Hi,
I am looking on feedback and comments of the following ideas as well as
possible additions to it. Please read on as I would very much appreciate
inputs. But also know it is long too. Sorry, but lots of ideas are
include here.
I am working on this idea and put into place a series of defense that
are proved effective so far, but obviously not as practical and speedy
as spamd is at the moment. It's a variable of scripts here and there
based on multiple aspect of the standard use for web access.
The principal is to minimize the impact on legitimate users of your site
and at the same time reject all the attacks to it that on different
level goes from DDoS to wanted you to waist as much bandwidth as
possible and to bring your site to a crawl.
Some of the ideas are not new and are based on spamd, just not all in
place yet.
1. For Crawlers and Bot
First is the proliferations of mom and pop pots and crawlers. After
testing difference setup, I realize to my surprise, yes call me stupid,
that a handful are actually good citizen! The use and standard of
robots.txt is well known and all good citizen robots should respect
that. Not a mean of protection for your site, but never the less they
should respect that. So, what's inside it, if you forbid some
directories, or files, they should respect that and any that do not,
well I guess it's fine to kill them. Why should they be granted access
if they do respect my wishes as the owner and/or operator of the site(s).
1.1 First defense. No crawling on forbidden preset robots.txt with
incremental deny access to them.
Many be not the best approach, but it is working as of all crawlers,
this method in place catch 381 bad citizen crawlers in a week time. The
idea is very simple. I preset my robots.txt file to include a file, or
in this case a directory that if not to be crawler and in the directory
I put a file that include a script that will block the source via PF and
log the entry in a SQL database as well as it will be share between all
servers later on. I also put on the front page of the site a very simple
LINK to a 1 pixel image at the bottom of the page that is simply not
visible to the users and that is not click able as well. So a regular
user will never click and nor see it. But a crawler will follow all
links obviously as the definition of a crawler. Now don't forget that
the crawler is suppose to respect the robots.txt directives. So, this
URL is in the forbidden directory and many crawlers do respect that very
well. Live test proved this just to well. However, all the bad one, will
not and as such, the URL trigger a script that will log their IP and add
them to PF to block them right away! BYE BYE!
Now you may asked why I do incremental deny here. To be nice I guess,
but also because some connections are from PROXY and not all proxy also
have the header identifier as such. So, as such, you don't want to loose
traffic from legitimate users that are behind PROXY like AOL. This need
a bit more work and so far the standard should help to make sure only
proxy from the same remote users behind it would be block should all
proxy respect the standard and add this part to their header as most do.
You can call this the bypass of broken proxy for now.

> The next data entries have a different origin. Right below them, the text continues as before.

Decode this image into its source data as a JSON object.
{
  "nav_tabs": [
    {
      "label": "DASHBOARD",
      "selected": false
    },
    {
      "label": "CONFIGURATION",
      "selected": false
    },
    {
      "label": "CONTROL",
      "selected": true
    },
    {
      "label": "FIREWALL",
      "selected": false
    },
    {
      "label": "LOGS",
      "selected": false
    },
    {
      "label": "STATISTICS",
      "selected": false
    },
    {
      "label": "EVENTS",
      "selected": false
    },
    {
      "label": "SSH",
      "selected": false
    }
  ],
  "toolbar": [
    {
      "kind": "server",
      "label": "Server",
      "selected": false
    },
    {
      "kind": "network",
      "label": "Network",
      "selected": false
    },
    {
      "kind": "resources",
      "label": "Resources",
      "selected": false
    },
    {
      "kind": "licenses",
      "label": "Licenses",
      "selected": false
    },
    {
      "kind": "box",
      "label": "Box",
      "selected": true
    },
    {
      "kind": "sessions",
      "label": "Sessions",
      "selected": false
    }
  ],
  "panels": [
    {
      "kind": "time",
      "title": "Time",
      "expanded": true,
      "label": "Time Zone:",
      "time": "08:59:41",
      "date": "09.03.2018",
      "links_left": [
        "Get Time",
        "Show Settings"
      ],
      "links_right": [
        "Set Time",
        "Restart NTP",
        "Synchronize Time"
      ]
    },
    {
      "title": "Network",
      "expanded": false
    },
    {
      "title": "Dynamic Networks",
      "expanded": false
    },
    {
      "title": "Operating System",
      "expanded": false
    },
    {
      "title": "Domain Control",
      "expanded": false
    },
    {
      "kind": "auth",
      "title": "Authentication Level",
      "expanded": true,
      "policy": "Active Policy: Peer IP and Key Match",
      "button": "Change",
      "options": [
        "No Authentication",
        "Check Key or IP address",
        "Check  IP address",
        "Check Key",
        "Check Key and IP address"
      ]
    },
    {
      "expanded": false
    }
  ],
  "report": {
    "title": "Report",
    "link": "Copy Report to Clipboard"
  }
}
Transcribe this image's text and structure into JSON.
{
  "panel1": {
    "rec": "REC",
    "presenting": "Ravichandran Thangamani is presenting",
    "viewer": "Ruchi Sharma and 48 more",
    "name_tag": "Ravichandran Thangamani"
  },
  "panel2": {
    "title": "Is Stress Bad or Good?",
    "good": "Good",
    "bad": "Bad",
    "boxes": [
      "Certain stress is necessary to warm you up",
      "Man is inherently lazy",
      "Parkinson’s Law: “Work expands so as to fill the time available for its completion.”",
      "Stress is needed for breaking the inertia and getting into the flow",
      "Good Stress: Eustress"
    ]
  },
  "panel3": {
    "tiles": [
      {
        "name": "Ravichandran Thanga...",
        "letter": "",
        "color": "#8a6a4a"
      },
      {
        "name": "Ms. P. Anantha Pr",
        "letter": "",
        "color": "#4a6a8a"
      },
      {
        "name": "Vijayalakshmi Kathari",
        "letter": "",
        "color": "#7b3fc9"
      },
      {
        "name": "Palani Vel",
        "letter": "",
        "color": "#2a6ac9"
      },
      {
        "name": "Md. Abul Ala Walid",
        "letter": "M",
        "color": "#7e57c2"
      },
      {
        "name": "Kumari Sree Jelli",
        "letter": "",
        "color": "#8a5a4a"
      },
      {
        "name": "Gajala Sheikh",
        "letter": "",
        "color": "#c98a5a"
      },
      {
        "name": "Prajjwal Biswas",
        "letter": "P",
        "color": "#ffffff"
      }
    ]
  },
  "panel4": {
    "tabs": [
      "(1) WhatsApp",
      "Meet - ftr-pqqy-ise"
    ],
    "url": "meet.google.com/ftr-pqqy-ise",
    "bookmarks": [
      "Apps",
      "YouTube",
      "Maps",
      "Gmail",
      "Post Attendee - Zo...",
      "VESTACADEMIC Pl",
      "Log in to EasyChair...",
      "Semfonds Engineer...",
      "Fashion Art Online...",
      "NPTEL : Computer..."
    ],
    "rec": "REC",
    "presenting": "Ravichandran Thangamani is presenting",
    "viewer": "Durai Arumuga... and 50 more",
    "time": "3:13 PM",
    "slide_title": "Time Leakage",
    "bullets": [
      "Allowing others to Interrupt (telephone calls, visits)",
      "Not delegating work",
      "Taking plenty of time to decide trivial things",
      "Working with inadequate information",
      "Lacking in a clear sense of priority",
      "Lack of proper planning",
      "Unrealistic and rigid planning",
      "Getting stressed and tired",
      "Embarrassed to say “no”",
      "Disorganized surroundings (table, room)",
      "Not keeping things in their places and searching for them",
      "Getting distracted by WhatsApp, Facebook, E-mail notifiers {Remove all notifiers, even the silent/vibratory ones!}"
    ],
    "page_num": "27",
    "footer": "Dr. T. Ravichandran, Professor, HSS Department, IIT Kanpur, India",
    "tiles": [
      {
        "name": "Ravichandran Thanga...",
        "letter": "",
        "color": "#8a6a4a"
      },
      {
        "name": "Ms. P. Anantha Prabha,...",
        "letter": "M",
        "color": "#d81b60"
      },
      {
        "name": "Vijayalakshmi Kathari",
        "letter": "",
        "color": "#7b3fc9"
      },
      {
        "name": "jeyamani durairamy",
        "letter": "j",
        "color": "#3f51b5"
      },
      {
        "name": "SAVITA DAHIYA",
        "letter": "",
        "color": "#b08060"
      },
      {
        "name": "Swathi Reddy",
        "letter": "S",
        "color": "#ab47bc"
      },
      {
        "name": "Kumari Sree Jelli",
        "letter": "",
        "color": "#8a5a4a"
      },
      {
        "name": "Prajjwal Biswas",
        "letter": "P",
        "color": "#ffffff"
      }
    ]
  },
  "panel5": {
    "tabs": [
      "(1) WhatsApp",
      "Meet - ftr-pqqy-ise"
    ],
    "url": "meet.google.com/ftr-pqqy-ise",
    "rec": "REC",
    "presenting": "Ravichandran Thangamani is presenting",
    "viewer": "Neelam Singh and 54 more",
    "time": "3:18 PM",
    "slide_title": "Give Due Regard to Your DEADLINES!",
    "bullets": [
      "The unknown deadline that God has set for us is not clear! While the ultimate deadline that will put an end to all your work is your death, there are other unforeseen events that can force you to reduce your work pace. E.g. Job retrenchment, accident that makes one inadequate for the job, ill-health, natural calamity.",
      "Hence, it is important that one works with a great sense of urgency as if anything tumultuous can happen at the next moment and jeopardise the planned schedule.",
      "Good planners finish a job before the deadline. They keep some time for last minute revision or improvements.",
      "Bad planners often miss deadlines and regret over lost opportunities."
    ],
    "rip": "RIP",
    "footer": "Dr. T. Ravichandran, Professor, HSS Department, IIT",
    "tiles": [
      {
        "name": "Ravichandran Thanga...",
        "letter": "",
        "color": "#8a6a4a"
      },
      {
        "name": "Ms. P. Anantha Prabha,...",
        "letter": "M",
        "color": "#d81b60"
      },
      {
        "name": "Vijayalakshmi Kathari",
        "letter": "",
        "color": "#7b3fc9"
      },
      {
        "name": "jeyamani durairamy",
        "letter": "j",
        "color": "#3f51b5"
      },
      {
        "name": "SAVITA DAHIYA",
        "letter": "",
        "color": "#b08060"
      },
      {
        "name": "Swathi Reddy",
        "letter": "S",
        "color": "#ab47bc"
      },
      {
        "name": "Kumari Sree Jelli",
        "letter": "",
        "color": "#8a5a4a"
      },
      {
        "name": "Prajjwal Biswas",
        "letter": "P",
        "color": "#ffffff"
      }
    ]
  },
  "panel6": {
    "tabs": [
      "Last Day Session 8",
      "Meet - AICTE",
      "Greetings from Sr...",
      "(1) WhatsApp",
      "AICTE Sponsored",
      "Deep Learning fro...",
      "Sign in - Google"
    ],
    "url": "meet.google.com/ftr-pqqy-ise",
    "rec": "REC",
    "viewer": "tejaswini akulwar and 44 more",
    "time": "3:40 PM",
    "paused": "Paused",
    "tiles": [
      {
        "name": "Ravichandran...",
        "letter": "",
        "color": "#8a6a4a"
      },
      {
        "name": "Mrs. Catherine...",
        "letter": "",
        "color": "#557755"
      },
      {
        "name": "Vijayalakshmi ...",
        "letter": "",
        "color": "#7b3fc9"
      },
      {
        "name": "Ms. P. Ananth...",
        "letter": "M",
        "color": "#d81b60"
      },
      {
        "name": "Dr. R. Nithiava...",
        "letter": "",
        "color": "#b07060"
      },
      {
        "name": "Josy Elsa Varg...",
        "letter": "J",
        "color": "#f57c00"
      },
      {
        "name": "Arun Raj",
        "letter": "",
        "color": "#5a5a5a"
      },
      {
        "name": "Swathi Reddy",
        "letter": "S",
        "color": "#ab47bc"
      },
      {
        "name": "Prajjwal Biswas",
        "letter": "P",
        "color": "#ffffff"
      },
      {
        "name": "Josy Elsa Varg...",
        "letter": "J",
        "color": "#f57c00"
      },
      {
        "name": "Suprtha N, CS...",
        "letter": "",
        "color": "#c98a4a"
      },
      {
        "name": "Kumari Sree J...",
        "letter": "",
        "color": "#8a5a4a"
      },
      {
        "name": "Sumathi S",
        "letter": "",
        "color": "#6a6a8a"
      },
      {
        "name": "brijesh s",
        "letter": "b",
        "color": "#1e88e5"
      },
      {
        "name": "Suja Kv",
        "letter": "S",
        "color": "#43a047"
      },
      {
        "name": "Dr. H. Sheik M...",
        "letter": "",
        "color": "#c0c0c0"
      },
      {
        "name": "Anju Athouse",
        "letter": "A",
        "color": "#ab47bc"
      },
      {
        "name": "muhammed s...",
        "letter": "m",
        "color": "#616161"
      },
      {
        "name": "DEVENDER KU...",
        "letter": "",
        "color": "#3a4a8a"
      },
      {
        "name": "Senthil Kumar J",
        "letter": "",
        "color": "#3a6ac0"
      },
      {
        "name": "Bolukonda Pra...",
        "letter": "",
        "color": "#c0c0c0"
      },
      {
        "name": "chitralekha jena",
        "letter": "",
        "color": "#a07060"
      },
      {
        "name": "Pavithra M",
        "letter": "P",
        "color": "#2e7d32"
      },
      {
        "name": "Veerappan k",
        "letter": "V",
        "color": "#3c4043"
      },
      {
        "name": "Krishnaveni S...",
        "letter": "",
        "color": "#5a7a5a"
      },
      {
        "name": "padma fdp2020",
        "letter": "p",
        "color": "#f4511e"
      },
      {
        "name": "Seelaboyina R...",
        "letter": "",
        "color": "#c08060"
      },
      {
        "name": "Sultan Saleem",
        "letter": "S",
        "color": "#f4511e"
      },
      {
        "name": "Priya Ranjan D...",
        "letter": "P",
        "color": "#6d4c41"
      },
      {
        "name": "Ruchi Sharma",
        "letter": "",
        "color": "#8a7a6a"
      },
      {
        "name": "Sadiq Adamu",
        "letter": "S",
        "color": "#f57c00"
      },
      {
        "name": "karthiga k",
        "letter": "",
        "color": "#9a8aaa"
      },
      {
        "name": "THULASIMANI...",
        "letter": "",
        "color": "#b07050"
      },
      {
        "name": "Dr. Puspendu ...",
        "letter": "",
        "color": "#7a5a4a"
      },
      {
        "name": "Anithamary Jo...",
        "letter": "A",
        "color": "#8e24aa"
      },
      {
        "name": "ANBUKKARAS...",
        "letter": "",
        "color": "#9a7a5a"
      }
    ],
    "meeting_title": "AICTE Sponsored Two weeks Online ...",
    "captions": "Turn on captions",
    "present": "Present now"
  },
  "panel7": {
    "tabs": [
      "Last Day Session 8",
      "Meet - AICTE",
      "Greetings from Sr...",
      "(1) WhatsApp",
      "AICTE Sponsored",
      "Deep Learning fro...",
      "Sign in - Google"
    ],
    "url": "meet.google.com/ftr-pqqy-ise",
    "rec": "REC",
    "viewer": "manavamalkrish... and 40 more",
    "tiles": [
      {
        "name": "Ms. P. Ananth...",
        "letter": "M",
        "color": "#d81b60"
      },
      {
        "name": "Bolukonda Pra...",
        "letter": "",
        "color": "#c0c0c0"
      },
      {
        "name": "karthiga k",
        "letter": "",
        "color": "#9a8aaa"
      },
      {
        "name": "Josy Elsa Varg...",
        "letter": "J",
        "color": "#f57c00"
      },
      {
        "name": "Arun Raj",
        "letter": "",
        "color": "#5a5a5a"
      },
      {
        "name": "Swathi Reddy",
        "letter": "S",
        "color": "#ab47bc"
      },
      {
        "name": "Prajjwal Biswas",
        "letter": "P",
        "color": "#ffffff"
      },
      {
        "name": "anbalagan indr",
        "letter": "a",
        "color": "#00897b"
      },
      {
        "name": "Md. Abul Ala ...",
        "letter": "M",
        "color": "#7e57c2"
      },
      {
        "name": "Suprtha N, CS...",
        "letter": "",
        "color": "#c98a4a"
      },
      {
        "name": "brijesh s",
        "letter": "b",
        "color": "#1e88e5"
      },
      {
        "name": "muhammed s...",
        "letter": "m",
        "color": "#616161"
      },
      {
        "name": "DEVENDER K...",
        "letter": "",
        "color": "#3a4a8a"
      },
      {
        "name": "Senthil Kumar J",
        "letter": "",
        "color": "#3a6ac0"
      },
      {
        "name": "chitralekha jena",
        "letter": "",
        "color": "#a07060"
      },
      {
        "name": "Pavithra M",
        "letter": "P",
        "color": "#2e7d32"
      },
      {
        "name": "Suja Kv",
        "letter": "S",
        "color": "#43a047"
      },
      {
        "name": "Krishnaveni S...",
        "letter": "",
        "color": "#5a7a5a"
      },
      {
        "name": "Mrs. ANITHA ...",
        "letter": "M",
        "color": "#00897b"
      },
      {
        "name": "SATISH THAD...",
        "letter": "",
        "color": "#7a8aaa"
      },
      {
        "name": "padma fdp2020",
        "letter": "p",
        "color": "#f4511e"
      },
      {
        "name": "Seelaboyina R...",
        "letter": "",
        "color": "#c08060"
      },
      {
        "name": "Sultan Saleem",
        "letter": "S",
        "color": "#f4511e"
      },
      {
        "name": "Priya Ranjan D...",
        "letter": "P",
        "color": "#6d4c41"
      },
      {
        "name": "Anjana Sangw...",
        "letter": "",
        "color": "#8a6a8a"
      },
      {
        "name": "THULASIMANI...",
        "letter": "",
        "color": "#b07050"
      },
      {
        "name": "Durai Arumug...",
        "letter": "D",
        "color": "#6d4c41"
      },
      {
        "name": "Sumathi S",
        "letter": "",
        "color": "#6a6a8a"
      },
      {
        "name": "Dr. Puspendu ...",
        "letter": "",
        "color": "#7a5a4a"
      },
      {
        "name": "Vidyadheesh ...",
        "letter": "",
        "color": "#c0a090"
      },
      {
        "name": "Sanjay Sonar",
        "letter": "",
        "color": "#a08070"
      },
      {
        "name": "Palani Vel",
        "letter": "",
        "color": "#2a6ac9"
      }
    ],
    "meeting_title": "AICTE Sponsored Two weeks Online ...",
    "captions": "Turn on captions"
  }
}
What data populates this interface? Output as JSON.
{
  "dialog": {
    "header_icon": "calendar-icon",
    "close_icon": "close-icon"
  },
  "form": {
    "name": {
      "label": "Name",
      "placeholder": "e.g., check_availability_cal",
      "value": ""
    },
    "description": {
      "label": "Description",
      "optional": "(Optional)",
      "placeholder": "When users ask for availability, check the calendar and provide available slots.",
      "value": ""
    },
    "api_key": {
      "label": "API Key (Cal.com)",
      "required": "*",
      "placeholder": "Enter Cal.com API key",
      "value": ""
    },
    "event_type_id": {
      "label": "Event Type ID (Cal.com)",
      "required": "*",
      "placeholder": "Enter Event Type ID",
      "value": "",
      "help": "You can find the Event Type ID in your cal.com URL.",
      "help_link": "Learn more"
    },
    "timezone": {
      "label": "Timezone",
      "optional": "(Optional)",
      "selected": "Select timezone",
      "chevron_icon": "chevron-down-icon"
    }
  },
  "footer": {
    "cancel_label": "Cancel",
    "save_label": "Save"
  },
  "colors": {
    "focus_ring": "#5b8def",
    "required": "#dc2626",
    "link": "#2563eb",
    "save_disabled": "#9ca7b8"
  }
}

Should all proxy
be right, then this could be permanent, may be. This also have the side
benefit to stop some low life from stealing your content by trying to
import all your site content at once. Not the goal here, but it's a side
benefit to it should you want that.
1.2 Forbidden bad bots.
For this, it's also simple and based on the idea above with this
variation to it. In the same robots.txt file, I also include yet an
other directory and also a file as well in the directory too. But there
isn't any reference to it ANYWHERE on the site and that's the important
point here. The only way to know about it is to read the robots.txt file
and knowingly ignore the forbidden directive and go to crawl that file.
Well should you do this, you are block for good. I catch a handful so
far, but obviously some are after things you don't want public. Everyone
know that obviously. So, these are block for good after verification are
done to be sure it's not from a proxy. Again this goes to a SQL server
and is added to all other servers in the area as well protecting them
all at the same time and again the use of PF for this.
2. DDoS on httpd
Well, this you can use PF already and it's well explain as well in the
FAQ. So, I don't think there is any needs for this here. I assume PF is
in use as it's one of the main component of the gethttpd.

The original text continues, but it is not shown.